Monday, December 21, 2009

CriticalBlue, MontaVista to expand multicore software development solutions for embedded Linux

SANTA CLARA, USA: MontaVista Software LLC, a leader in embedded Linux commercialization, and CriticalBlue, a pioneer in embedded multicore software analysis, exploration and verification tools, announced that CriticalBlue has joined the MontaVista partner program and will make their Prism product available on MontaVista Linux 6 and Montavista Linux Carrier Grade Edition products.

This announcement continues the broadening of Prism integrations with key players in the multicore software development eco-system by adding support for an industrial strength, commercial quality Linux.

Prism is an award-winning embedded multicore programming system which allows software engineers to easily asses and realize the full potential of multicore processors without significant change to their development flow. Prism analyzes the behavior of code running on either hardware development boards or simulators.

It allows engineers to take their existing sequential code, and without making any changes, explore and analyze opportunities for concurrency. Having identified the optimal parallelization strategy in this way, the developer will implement parallel structures, and use Prism again to verify efficient and thread-safe operations.

MontaVista Linux is the first commercial Linux provider to be supported by Prism.
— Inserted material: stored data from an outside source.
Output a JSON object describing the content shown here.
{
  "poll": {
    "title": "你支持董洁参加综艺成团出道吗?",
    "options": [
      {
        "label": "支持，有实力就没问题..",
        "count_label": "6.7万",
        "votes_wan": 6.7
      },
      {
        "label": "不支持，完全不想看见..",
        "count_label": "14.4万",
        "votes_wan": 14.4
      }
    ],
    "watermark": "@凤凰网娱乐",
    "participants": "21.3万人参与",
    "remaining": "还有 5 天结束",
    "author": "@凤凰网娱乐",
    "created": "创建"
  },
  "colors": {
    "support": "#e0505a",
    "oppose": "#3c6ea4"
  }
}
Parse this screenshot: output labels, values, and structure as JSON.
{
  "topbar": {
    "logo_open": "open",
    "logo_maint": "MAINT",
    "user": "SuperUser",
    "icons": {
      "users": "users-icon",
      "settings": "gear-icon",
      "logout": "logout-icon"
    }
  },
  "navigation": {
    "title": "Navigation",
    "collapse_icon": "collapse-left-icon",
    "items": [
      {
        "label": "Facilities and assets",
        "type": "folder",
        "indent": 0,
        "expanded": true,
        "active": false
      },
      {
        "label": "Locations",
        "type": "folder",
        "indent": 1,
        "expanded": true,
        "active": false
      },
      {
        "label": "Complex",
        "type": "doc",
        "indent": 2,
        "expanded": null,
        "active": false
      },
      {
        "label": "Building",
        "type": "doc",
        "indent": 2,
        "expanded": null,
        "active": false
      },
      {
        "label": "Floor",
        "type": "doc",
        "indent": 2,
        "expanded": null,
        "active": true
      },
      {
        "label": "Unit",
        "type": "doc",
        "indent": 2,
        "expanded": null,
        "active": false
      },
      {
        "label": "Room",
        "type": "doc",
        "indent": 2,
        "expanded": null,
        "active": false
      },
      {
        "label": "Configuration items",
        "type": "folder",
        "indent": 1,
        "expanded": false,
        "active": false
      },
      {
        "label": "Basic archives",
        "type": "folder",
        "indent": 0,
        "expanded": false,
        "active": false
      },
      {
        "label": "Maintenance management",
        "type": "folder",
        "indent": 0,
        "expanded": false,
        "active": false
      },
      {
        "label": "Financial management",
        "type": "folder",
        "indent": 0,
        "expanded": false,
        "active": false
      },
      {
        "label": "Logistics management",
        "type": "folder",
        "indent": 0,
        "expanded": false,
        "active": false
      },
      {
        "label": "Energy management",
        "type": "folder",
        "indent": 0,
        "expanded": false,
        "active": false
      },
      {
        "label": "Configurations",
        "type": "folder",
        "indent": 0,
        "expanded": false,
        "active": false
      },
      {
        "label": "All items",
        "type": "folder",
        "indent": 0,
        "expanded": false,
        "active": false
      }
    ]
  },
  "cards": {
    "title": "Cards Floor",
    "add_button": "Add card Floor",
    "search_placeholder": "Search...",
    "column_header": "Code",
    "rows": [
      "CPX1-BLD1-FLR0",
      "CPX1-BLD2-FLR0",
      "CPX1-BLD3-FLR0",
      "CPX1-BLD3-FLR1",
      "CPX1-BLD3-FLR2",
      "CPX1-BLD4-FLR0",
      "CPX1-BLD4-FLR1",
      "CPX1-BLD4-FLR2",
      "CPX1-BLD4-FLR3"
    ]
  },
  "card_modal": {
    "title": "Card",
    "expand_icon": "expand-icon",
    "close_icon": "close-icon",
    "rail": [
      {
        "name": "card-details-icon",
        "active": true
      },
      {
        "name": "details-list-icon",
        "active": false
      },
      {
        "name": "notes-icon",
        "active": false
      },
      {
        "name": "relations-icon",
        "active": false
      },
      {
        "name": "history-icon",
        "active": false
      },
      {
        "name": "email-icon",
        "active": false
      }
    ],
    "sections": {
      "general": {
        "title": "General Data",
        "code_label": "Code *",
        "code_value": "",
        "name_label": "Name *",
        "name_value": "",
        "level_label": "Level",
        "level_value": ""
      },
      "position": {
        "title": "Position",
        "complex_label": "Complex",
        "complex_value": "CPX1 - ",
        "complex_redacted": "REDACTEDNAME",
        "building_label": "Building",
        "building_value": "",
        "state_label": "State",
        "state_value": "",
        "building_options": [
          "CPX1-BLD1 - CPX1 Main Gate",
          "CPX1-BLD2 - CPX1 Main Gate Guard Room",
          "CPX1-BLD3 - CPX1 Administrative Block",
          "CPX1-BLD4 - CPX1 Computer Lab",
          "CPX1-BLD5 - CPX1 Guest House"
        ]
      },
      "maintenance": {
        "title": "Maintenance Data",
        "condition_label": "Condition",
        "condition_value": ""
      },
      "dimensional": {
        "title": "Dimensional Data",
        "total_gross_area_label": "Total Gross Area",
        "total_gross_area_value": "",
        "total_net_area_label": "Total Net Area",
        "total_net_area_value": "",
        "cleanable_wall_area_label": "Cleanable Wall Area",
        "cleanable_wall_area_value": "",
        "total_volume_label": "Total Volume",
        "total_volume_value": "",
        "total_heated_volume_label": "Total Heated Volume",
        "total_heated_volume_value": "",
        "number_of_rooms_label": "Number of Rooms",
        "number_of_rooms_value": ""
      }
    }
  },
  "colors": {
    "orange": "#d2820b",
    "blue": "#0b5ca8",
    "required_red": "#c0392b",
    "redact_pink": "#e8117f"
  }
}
The Prism Eclipse plug-in will be integrated into the MontaVista DevRocket integrated development environment (IDE), providing the most advanced embedded Linux development environment for multicore software on the market.

MontaVista customers will now be able to quickly analyze the potential benefit of new, high-performance, multicore software platforms for their existing application code and develop new code and quickly tune it for operation on multicore processors, all within a single MontaVista DevRocket environment, and all in the familiar Eclipse framework.

Prism is available today for ARM and MIPS cores with several other leading multicore processor architectures coming in Q1 2010.